Protecting yourself is an essential part of what it is to be human. The response of shielding yourself from harm or death is an instinctive one.

Preserving your life is a natural desire. This instinct may be demonstrated in a variety of ways such as removing your hand from a hot stove, avoiding a dangerous place, or locking your doors.

Self-preservation is clearly triggered by pain. In fact, without some degree of pain or fear, you may not survive. Pain and fear draw your attention to people, places, and things that threaten you in some way. If, for example, you were in an accident or suffered some type of trauma, you would naturally avoid those situations that brought you the suffering associated with it.

Self-preservation becomes more complex and nuanced when it comes to personal connections. Let’s say you are in a relationship with someone who repeatedly treats you poorly. Your life may not be at stake, but you realize that your joy is regularly stolen from you. Out of a sense of self-preservation, you may have to exit that relationship. It gets quite complicated when you love someone but realize you can no longer tolerate the toxic environment.

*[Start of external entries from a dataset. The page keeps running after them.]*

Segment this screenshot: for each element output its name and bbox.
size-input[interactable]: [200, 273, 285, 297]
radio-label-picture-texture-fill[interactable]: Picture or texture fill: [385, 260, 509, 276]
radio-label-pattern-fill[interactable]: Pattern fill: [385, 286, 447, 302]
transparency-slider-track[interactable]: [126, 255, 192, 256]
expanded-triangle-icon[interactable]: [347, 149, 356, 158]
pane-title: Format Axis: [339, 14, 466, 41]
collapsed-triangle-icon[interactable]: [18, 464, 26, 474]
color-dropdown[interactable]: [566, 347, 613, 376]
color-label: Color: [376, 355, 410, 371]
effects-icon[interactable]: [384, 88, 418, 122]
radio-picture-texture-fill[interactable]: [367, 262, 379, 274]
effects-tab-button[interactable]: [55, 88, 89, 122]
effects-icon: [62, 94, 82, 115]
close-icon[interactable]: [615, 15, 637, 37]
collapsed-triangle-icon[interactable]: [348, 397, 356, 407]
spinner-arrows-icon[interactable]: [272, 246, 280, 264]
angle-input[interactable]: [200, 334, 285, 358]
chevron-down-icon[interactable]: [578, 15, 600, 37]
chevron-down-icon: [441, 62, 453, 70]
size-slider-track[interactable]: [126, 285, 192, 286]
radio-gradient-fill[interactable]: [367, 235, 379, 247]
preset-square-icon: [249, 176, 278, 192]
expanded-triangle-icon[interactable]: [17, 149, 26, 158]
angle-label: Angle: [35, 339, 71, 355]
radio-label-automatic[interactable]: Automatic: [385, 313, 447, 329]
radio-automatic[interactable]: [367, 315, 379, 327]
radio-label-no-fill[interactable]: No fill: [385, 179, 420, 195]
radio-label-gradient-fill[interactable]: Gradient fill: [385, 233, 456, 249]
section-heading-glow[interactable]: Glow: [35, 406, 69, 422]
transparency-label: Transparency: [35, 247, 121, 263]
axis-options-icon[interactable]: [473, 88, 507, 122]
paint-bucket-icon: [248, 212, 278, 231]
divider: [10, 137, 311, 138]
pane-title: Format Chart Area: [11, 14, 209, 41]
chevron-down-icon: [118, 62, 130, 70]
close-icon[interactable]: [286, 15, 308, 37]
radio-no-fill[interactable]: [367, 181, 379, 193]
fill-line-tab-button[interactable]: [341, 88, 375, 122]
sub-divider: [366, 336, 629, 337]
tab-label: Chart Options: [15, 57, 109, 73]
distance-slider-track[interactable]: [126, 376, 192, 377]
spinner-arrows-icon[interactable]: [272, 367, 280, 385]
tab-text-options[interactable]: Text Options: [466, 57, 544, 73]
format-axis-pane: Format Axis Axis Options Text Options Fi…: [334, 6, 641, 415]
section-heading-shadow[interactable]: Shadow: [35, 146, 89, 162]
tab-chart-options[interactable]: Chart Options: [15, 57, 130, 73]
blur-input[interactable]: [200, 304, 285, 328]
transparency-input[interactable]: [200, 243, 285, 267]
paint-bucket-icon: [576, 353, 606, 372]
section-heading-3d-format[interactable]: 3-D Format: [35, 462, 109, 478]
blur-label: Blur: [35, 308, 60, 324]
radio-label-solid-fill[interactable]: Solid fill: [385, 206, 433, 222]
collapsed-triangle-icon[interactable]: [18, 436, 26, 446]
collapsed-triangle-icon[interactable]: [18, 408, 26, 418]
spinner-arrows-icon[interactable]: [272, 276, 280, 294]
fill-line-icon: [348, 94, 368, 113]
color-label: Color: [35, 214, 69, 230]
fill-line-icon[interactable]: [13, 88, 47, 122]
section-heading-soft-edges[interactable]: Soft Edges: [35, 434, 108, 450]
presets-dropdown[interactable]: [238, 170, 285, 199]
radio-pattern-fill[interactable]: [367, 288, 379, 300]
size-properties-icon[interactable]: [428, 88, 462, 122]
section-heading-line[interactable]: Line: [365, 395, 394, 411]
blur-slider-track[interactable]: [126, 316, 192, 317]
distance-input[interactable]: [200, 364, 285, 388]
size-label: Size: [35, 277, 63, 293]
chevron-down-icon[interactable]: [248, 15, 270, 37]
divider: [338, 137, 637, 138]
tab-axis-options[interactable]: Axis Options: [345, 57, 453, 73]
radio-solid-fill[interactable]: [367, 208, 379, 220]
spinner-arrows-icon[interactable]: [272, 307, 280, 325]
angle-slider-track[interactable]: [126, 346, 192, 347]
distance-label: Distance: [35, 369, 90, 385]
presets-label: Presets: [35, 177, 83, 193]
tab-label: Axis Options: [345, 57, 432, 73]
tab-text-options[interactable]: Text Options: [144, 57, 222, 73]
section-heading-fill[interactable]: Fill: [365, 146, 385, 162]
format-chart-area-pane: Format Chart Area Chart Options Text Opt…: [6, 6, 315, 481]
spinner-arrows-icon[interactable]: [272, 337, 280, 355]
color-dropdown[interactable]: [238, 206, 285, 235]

Sometimes self-preservation can get a bad rap. In certain situations, it can clearly be out-of-balance. For instance, in an organization where layoffs are being considered, leaders and others can find themselves in a “me first” mentality instead of fairly considering the needs of everyone. If you have an “it’s me or them” mindset, your objectivity is lost, and it places others’ self-preservation in jeopardy. Where is the line?

If you give and give until you give out, all of the plates you are spinning will fall. Ultimately, self-preservation is essential for you in fulfilling your purpose and destiny. By preserving yourself in balance with the needs of others, you grow to become the best person you can be.